Содержание
«Военная Литература»
Проза войны

II. Годы затишья

1. Франц Иосиф I

Его императорское и апостольское величество Франц Иосиф I, король венгерский и чешский, маркграф моравский, эрцгерцог, князь... etc., etc... ежедневно — летом и зимой — встает в четыре часа утра.

Этого момента дожидается личный камердинер, который бодрствует ночь напролет, сидя между двойными дверями, ведущими из опочивальни императора в коридор. Едва распознав, что император проснулся и встал, он принесет невысокую резиновую ванну, в которую нальет из приготовленных кувшинов чуть теплую воду. На этом его дежурство заканчивается, и он отправляется спать. Его сменит подле императора другой камердинер, а также умыватель и froter{28}. Тем временем его величество нагишом встал в ванну и дает облить себя водой, намылить, ополоснуть, обтереть и растереть.

В пять часов процедура заканчивается, и император садится за письменный стол, где уже приготовлены для него бумаги по тем вопросам, которые ждут августейшего решения, а также кожаные папки из министерств и Генерального штаба. Тут же аккуратная стопка документов, содержание которых можно обозначить словом «разное», и прошения лиц, до которых дошел черед получить сегодня аудиенцию.

Листок с распорядком дня, рассчитанным строго по минутам, распластан на наклонной полке аудиенц-пюпитра, на который император опирается, стоя принимая посетителей. Наряду со стереотипно повторяющимися пунктами этой канцелярской работы — аудиенции, совещания с министрами — здесь хотя и редко, но все же достаточно часто для того, чтобы снова вызвать у Франца Иосифа неудовольствие, содержится также информация относительно обязательных выездов или выходов в разного рода торжественных случаях, таких, например, как открытие выставок, встречи с зарубежными гостями, ввод в эксплуатацию какого-нибудь исключительно важного объекта и т. д., и т. д.

Но большая часть дня проходит под сенью всего лишь двух покоев — опочивальни и кабинета, будь то в венском замке или в Шенбрунне; нигде не докучает телефон и автомобилем тоже не пользуются.

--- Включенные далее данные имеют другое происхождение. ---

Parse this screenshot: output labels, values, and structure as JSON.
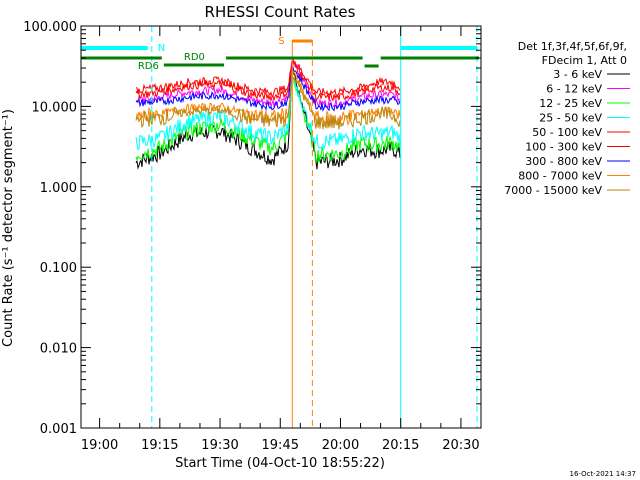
{
  "title": "RHESSI Count Rates",
  "timestamp": "16-Oct-2021 14:37",
  "legend": {
    "header": [
      "Det 1f,3f,4f,5f,6f,9f,",
      "FDecim 1, Att 0"
    ],
    "entries": [
      {
        "label": "3 - 6 keV",
        "color": "#000000"
      },
      {
        "label": "6 - 12 keV",
        "color": "#ff00ff"
      },
      {
        "label": "12 - 25 keV",
        "color": "#00ff00"
      },
      {
        "label": "25 - 50 keV",
        "color": "#00ffff"
      },
      {
        "label": "50 - 100 keV",
        "color": "#ff0000"
      },
      {
        "label": "100 - 300 keV",
        "color": "#ff0000"
      },
      {
        "label": "300 - 800 keV",
        "color": "#0000ff"
      },
      {
        "label": "800 - 7000 keV",
        "color": "#ff8000"
      },
      {
        "label": "7000 - 15000 keV",
        "color": "#b8860b"
      }
    ]
  },
  "chart_data": {
    "type": "line",
    "title": "RHESSI Count Rates",
    "xlabel": "Start Time (04-Oct-10 18:55:22)",
    "ylabel": "Count Rate (s⁻¹ detector segment⁻¹)",
    "y_scale": "log",
    "ylim": [
      0.001,
      100
    ],
    "xlim": [
      "18:55:22",
      "20:35:00"
    ],
    "y_ticks": [
      0.001,
      0.01,
      0.1,
      1,
      10,
      100
    ],
    "y_tick_labels": [
      "0.001",
      "0.010",
      "0.100",
      "1.000",
      "10.000",
      "100.000"
    ],
    "x_ticks": [
      "19:00",
      "19:15",
      "19:30",
      "19:45",
      "20:00",
      "20:15",
      "20:30"
    ],
    "grid": false,
    "legend_position": "right",
    "series": [
      {
        "name": "3 - 6 keV",
        "color": "#000000",
        "x": [
          "19:09",
          "19:15",
          "19:22",
          "19:30",
          "19:38",
          "19:43",
          "19:47",
          "19:48",
          "19:54",
          "20:00",
          "20:05",
          "20:09",
          "20:13",
          "20:15"
        ],
        "y": [
          2.0,
          2.6,
          4.5,
          5.0,
          3.0,
          2.2,
          3.5,
          30,
          2.0,
          2.2,
          3.0,
          2.8,
          3.0,
          2.5
        ]
      },
      {
        "name": "6 - 12 keV",
        "color": "#ff00ff",
        "x": [
          "19:09",
          "19:15",
          "19:22",
          "19:30",
          "19:38",
          "19:43",
          "19:47",
          "19:48",
          "19:54",
          "20:00",
          "20:05",
          "20:09",
          "20:13",
          "20:15"
        ],
        "y": [
          12,
          13,
          15,
          16,
          12,
          11,
          13,
          38,
          11,
          11,
          13,
          14,
          14,
          12
        ]
      },
      {
        "name": "12 - 25 keV",
        "color": "#00ff00",
        "x": [
          "19:09",
          "19:15",
          "19:22",
          "19:30",
          "19:38",
          "19:43",
          "19:47",
          "19:48",
          "19:54",
          "20:00",
          "20:05",
          "20:09",
          "20:13",
          "20:15"
        ],
        "y": [
          2.5,
          3.0,
          5.0,
          6.0,
          3.8,
          3.0,
          4.5,
          25,
          2.5,
          2.6,
          3.5,
          3.3,
          3.6,
          3.0
        ]
      },
      {
        "name": "25 - 50 keV",
        "color": "#00ffff",
        "x": [
          "19:09",
          "19:15",
          "19:22",
          "19:30",
          "19:38",
          "19:43",
          "19:47",
          "19:48",
          "19:54",
          "20:00",
          "20:05",
          "20:09",
          "20:13",
          "20:15"
        ],
        "y": [
          3.5,
          4.0,
          6.5,
          7.5,
          4.8,
          4.0,
          5.5,
          22,
          3.6,
          3.8,
          4.8,
          4.5,
          4.8,
          4.0
        ]
      },
      {
        "name": "50 - 100 keV",
        "color": "#ff0000",
        "x": [
          "19:09",
          "19:15",
          "19:22",
          "19:30",
          "19:38",
          "19:43",
          "19:47",
          "19:48",
          "19:54",
          "20:00",
          "20:05",
          "20:09",
          "20:13",
          "20:15"
        ],
        "y": [
          16,
          17,
          20,
          21,
          16,
          15,
          17,
          40,
          15,
          15,
          17,
          20,
          20,
          17
        ]
      },
      {
        "name": "100 - 300 keV",
        "color": "#ff0000",
        "x": [
          "19:09",
          "19:15",
          "19:22",
          "19:30",
          "19:38",
          "19:43",
          "19:47",
          "19:48",
          "19:54",
          "20:00",
          "20:05",
          "20:09",
          "20:13",
          "20:15"
        ],
        "y": [
          14,
          15,
          18,
          19,
          14,
          13,
          15,
          36,
          13,
          13,
          15,
          17,
          17,
          15
        ]
      },
      {
        "name": "300 - 800 keV",
        "color": "#0000ff",
        "x": [
          "19:09",
          "19:15",
          "19:22",
          "19:30",
          "19:38",
          "19:43",
          "19:47",
          "19:48",
          "19:54",
          "20:00",
          "20:05",
          "20:09",
          "20:13",
          "20:15"
        ],
        "y": [
          11,
          11.5,
          13,
          14,
          11,
          10,
          11.5,
          32,
          10,
          10,
          11.5,
          12,
          12,
          10.5
        ]
      },
      {
        "name": "800 - 7000 keV",
        "color": "#ff8000",
        "x": [
          "19:09",
          "19:15",
          "19:22",
          "19:30",
          "19:38",
          "19:43",
          "19:47",
          "19:48",
          "19:54",
          "20:00",
          "20:05",
          "20:09",
          "20:13",
          "20:15"
        ],
        "y": [
          7.5,
          8.0,
          9.5,
          10,
          7.8,
          7.2,
          8.0,
          28,
          7.0,
          7.0,
          8.0,
          8.8,
          8.5,
          7.5
        ]
      },
      {
        "name": "7000 - 15000 keV",
        "color": "#b8860b",
        "x": [
          "19:09",
          "19:15",
          "19:22",
          "19:30",
          "19:38",
          "19:43",
          "19:47",
          "19:48",
          "19:54",
          "20:00",
          "20:05",
          "20:09",
          "20:13",
          "20:15"
        ],
        "y": [
          6.8,
          7.2,
          8.5,
          9.0,
          7.0,
          6.5,
          7.2,
          26,
          6.3,
          6.3,
          7.2,
          8.0,
          7.8,
          6.8
        ]
      }
    ],
    "annotations": {
      "night": {
        "label": "N",
        "color": "#00ffff",
        "intervals": [
          [
            "18:55:22",
            "19:13:00"
          ],
          [
            "20:15:00",
            "20:35:00"
          ]
        ],
        "vertical_lines": [
          {
            "time": "18:55:22",
            "style": "solid"
          },
          {
            "time": "19:13:00",
            "style": "dashed"
          },
          {
            "time": "20:15:00",
            "style": "solid"
          },
          {
            "time": "20:34:00",
            "style": "dashed"
          }
        ]
      },
      "saa": {
        "label": "S",
        "color": "#ff8000",
        "interval": [
          "19:48:00",
          "19:53:00"
        ],
        "vertical_lines": [
          {
            "time": "19:48:00",
            "style": "solid"
          },
          {
            "time": "19:53:00",
            "style": "dashed"
          }
        ]
      },
      "attenuator_states": {
        "color": "#008000",
        "labels": [
          {
            "text": "RD6",
            "time": "19:16:00"
          },
          {
            "text": "RD0",
            "time": "19:20:00"
          }
        ]
      }
    }
  }
}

После того как император в течение двух часов знакомился с бумагами, читал, подписывал, делал in margine{29} пометы касательно исправлений, дополнений в тех или иных местах текста, ему ровно в семь часов приносят завтрак — кофе с двумя булочками. Эти булочки Kaisersemmeln{30} ежедневно доставляет дворцовая карета с кучером в ливрее и лакеем от пекаря Романа Уля на Зингерштрассе; лавка находится в двадцати минутах езды, над нею сверкает сделанная золотом по черному полю надпись «К. u K. Hoflieferant»{31}.

В четверть первого императору сервируют dejeuner{32}, который состоит из супа, говяжьего мяса и бокала пива. Иногда вместо мяса бывают сосиски или небольшая порция гуляша.

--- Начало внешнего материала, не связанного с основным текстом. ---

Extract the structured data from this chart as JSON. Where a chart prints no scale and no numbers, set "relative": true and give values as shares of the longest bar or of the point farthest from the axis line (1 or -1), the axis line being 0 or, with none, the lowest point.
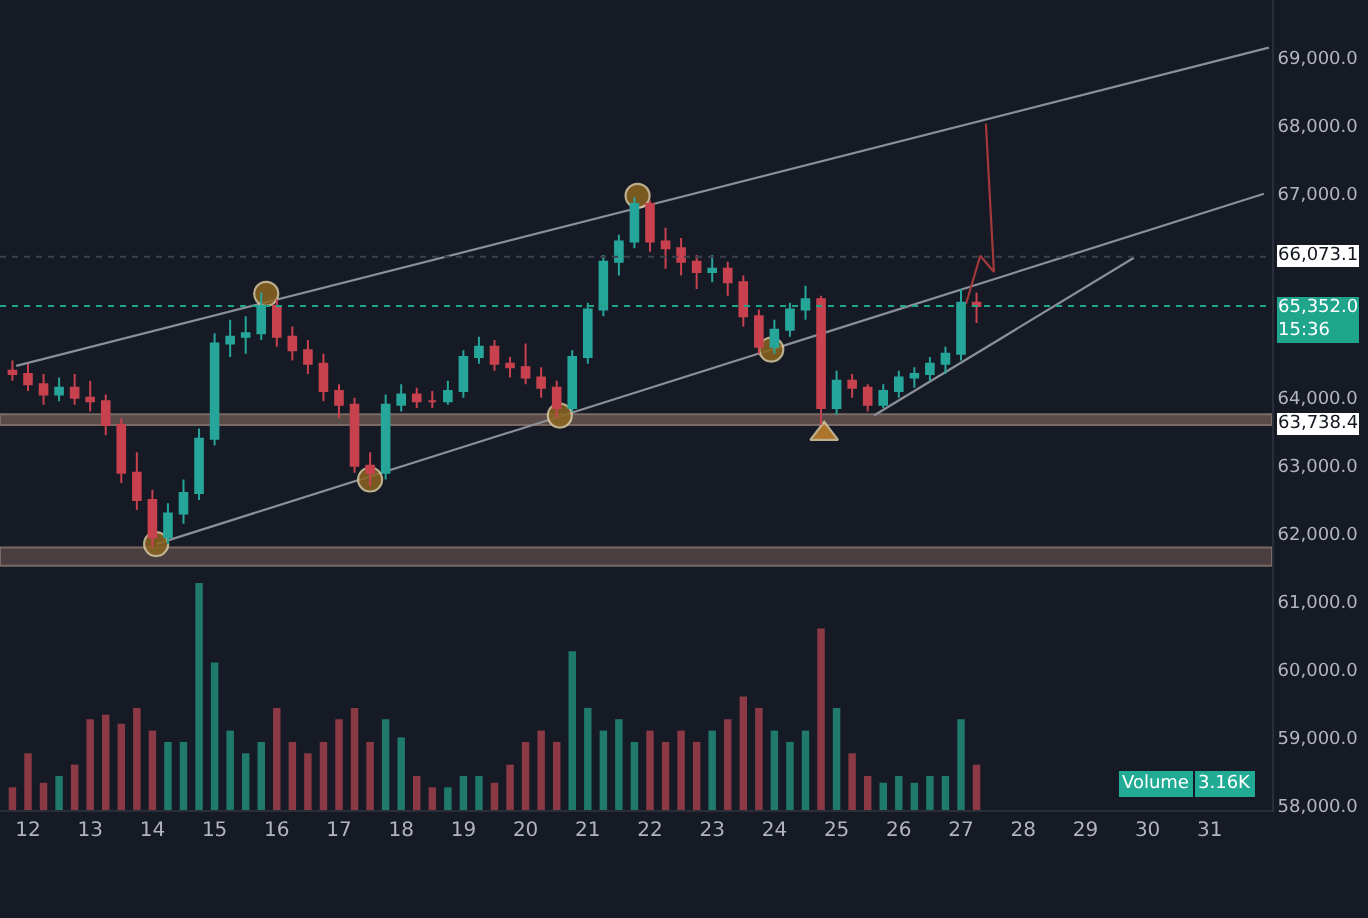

После второго завтрака император до пяти часов трудится: читает, просматривает документы, подписывает, помечает ad notam{33}, что-то подчеркивает, вкладывает закладки.

Лишь diner{34} подается на специально накрытом столе, при этом к супу и говяжьему мясу или птице добавляются закуска и десерт. А также бокал вина, причем только из монастырского подвала венского Schottenstift{35}.

Затем опять за письменный стол, опять за бумаги.

И так до половины девятого.

В половине девятого император ложится спать.

Так проходит у императора подавляющее большинство дней в году.

Независимо от времени года.

Независимо от погоды в Европе.

Независимо ни от чего и ни от кого.

2. Вильгельм II

Не было никаких дурных предзнаменований, которые предвещали бы германскому послу в Лондоне князю Меттерниху, что 10 ноября 1908 года станет для него одним из самых черных дней. Уже переходя коридорами из квартиры в служебный кабинет, он уловил некую взбудораженность, отражавшуюся на лицах нескольких подчиненных, которые попались ему навстречу. Когда же он справился о причине у секретаря, открывшего перед ним дверь, тот лишь молча указал на письменный стол: просторный стол на этот раз был освобожден от всех бумаг и письменных принадлежностей, причем явно для того, чтобы стала более заметной и сразу же обратила на себя внимание первая полоса газеты «Дейли телеграф», многозначительно разложенной перед креслом посла.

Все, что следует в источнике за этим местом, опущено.